McDonald’s buys all 225 of Israeli franchise restaurants after boycotts

McDonald’s has been subject to boycotts since franchisee Alonyal announced it would donate free meals to the Israeli military amid Gaza war.

A McDonald's restaurant sign in San Diego, California.
A McDonald's restaurant sign is seen in San Diego, the United States [File: Mike Blake/Reuters]

McDonald’s has said it will buy its 30-year-old Israel franchise from Alonyal, taking back ownership of 225 outlets that employ more than 5,000 people.

The US fast-food chain has been subject to boycotts and protests since Alonyal announced shortly after the October 7 attack by Palestinian group Hamas that it would be donating free meals to the Israeli military.

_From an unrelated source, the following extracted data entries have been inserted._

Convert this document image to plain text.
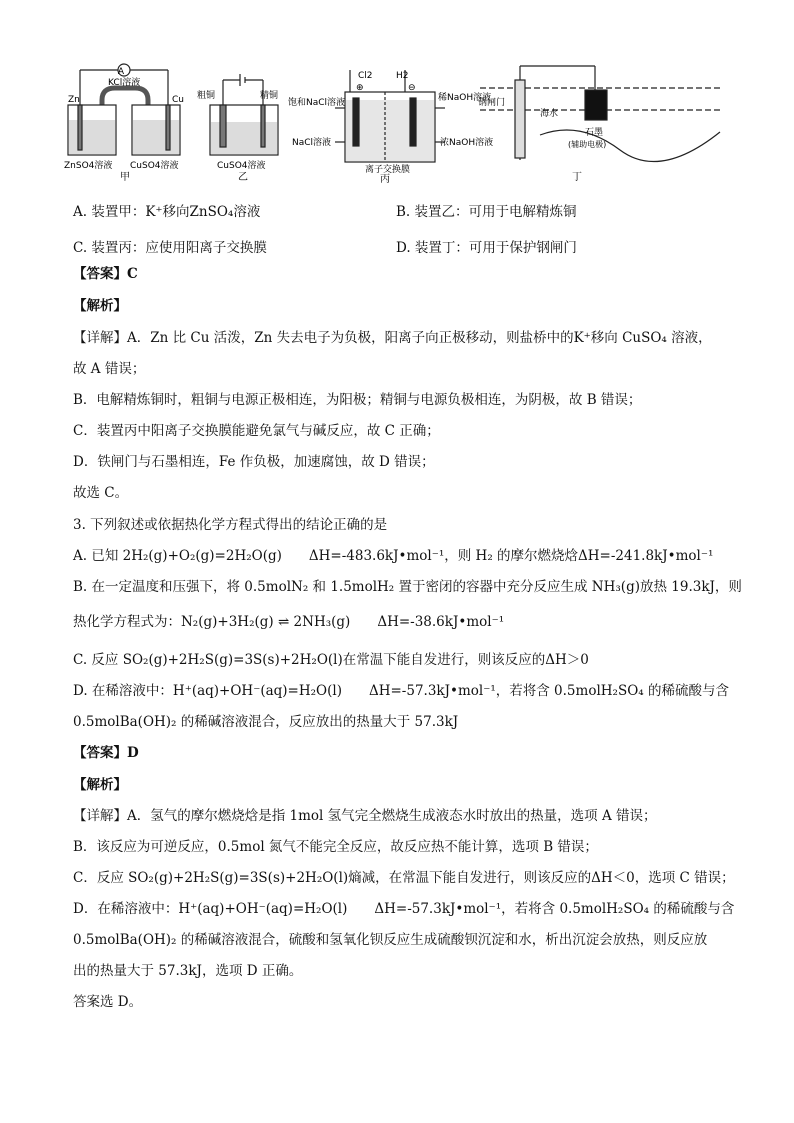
A
KCl溶液
Zn	Cu
ZnSO4溶液 CuSO4溶液
甲
粗铜	精铜
CuSO4溶液
乙
Cl2	H2
⊕	⊖
饱和NaCl溶液	稀NaOH溶液
NaCl溶液	浓NaOH溶液
离子交换膜
丙
钢闸门
海水
石墨
(辅助电极)
丁
A. 装置甲：K⁺移向ZnSO₄溶液	B. 装置乙：可用于电解精炼铜
C. 装置丙：应使用阳离子交换膜	D. 装置丁：可用于保护钢闸门
【答案】C
【解析】
【详解】A．Zn 比 Cu 活泼，Zn 失去电子为负极，阳离子向正极移动，则盐桥中的K⁺移向 CuSO₄ 溶液，
故 A 错误；
B．电解精炼铜时，粗铜与电源正极相连，为阳极；精铜与电源负极相连，为阴极，故 B 错误；
C．装置丙中阳离子交换膜能避免氯气与碱反应，故 C 正确；
D．铁闸门与石墨相连，Fe 作负极，加速腐蚀，故 D 错误；
故选 C。
3. 下列叙述或依据热化学方程式得出的结论正确的是
A. 已知 2H₂(g)+O₂(g)=2H₂O(g)　　ΔH=-483.6kJ•mol⁻¹，则 H₂ 的摩尔燃烧焓ΔH=-241.8kJ•mol⁻¹
B. 在一定温度和压强下，将 0.5molN₂ 和 1.5molH₂ 置于密闭的容器中充分反应生成 NH₃(g)放热 19.3kJ，则
热化学方程式为：N₂(g)+3H₂(g) ⇌ 2NH₃(g)　　ΔH=-38.6kJ•mol⁻¹
C. 反应 SO₂(g)+2H₂S(g)=3S(s)+2H₂O(l)在常温下能自发进行，则该反应的ΔH＞0
D. 在稀溶液中：H⁺(aq)+OH⁻(aq)=H₂O(l)　　ΔH=-57.3kJ•mol⁻¹，若将含 0.5molH₂SO₄ 的稀硫酸与含
0.5molBa(OH)₂ 的稀碱溶液混合，反应放出的热量大于 57.3kJ
【答案】D
【解析】
【详解】A．氢气的摩尔燃烧焓是指 1mol 氢气完全燃烧生成液态水时放出的热量，选项 A 错误；
B．该反应为可逆反应，0.5mol 氮气不能完全反应，故反应热不能计算，选项 B 错误；
C．反应 SO₂(g)+2H₂S(g)=3S(s)+2H₂O(l)熵减，在常温下能自发进行，则该反应的ΔH＜0，选项 C 错误；
D．在稀溶液中：H⁺(aq)+OH⁻(aq)=H₂O(l)　　ΔH=-57.3kJ•mol⁻¹，若将含 0.5molH₂SO₄ 的稀硫酸与含
0.5molBa(OH)₂ 的稀碱溶液混合，硫酸和氢氧化钡反应生成硫酸钡沉淀和水，析出沉淀会放热，则反应放
出的热量大于 57.3kJ，选项 D 正确。
答案选 D。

McDonald’s is a global company, but its franchises are often owned locally and operate autonomously. Its CEO Chris Kempczinski said previously the company had seen “meaningful business impact” in several markets in the Middle East and some outside the region due to the Israel-Hamas conflict.

“For more than 30 years, Alonyal Limited has been proud to bring the Golden Arches to Israel and serve our communities,” Omri Padan, CEO and owner of Alonyal, said in a statement on Thursday.

McDonald’s added that it “remains committed to the Israeli market and to ensuring a positive employee and customer experience in the market going forward”.

After the completion of the transaction in the coming months, McDonald’s will own Alonyal’s outlets and operations while retaining its employees. The companies did not disclose the terms of the transaction.

‘It’s a human tragedy’

In February, Kempczinski said that the war had had a “disheartening” effect on sales in Middle Eastern countries and other Muslim-majority nations such as Malaysia and Indonesia.

“So long as this conflict, this war, is going on … we’re not expecting to see any significant improvement in this,” Kempczinski said in a conference call.

“It’s a human tragedy, what’s going on, and I think that does weigh on brands like ours.”

Sales growth for the fast-food chain’s division for the Middle East, China and India during October-December was just 0.7 percent – far below market expectations of 5.5 percent.

The slump comes after customers in Muslim-majority countries called for a boycott of McDonald’s in response to Alonyal’s announcement, which led franchisees in countries including Egypt, Jordan and Saudi Arabia to distance themselves from the donations and collectively pledge millions of dollars in aid to Palestinians in Gaza.

While Chicago-based McDonald’s is known as one of the United States’ most iconic brands, most of its restaurants worldwide are locally owned and operated.

Another major Western fast-food chain Starbucks has also seen boycott campaigns over its perceived pro-Israeli stance and alleged financial ties to Israel.

CEO Laxman Narasimhan told journalists in February that Starbucks saw a “significant impact on traffic and sales” in the Middle East but also in the US, where protesters campaigned against the Seattle-based company, calling for it to take a stand against Israel.

Domino’s, a US-based pizza maker with franchises around the world, also faced blowback after posts on social media claimed without evidence that it had also given free food to Israeli soldiers.

The brand’s same-store sales dipped by 8.9 percent in Asia in the second half of 2023, mainly because consumers in Malaysia associated it with the US, an Israeli ally, a company official said.